Emerging growth company ☐
If an emerging growth company, indicate by check mark if the registrant has elected not to use the extended transition period for complying with any new or revised financial accounting standards provided pursuant to Section 13(a) of the Exchange Act. ☐
Securities registered pursuant to Section 12(b) of the Act:
Title of each class | | Trading Symbol | | Name of each exchange on which registered |
Common Stock, par value $0.001 per share | | NAOV | | Nasdaq Capital Market |
Item 5.07. Submission of Matters to a Vote of Security Holders.

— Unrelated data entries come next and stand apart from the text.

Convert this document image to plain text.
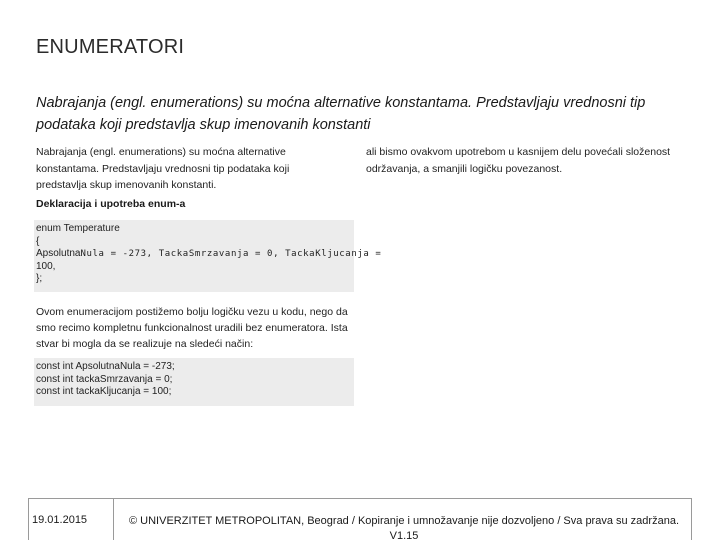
ENUMERATORI
Nabrajanja (engl. enumerations) su moćna alternative konstantama. Predstavljaju vrednosni tip podataka koji predstavlja skup imenovanih konstanti
Nabrajanja (engl. enumerations) su moćna alternative konstantama. Predstavljaju vrednosni tip podataka koji predstavlja skup imenovanih konstanti.
ali bismo ovakvom upotrebom u kasnijem delu povećali složenost održavanja, a smanjili logičku povezanost.
Deklaracija i upotreba enum-a
enum Temperature
{
ApsolutnaNula = -273, TackaSmrzavanja = 0, TackaKljucanja =
100,
};
Ovom enumeracijom postižemo bolju logičku vezu u kodu, nego da smo recimo kompletnu funkcionalnost uradili bez enumeratora. Ista stvar bi mogla da se realizuje na sledeći način:
const int ApsolutnaNula = -273;
const int tackaSmrzavanja = 0;
const int tackaKljucanja = 100;
19.01.2015	© UNIVERZITET METROPOLITAN, Beograd / Kopiranje i umnožavanje nije dozvoljeno / Sva prava su zadržana.
V1.15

On February 24, 2025, NanoVibronix, Inc. (the “Company”) held a special meeting of stockholders (the “Special Meeting”). As of the close of business on January 17, 2025, the record date for the Special Meeting, there were 6,138,028 shares of common stock, par value $0.001 per share (“Common Stock”), outstanding and entitled to vote. Holders of the Company’s Common Stock with a total aggregate voting power of 2,242,618 votes were present in person or represented by proxy at the Special Meeting. The matters described below were submitted to a vote of the Company’s stockholders at the Special Meeting. Each proposal is described in detail in the Company’s definitive proxy statement, filed with the Securities and Exchange Commission on January 27, 2025. All proposals were approved by the Company’s stockholders at the Special Meeting.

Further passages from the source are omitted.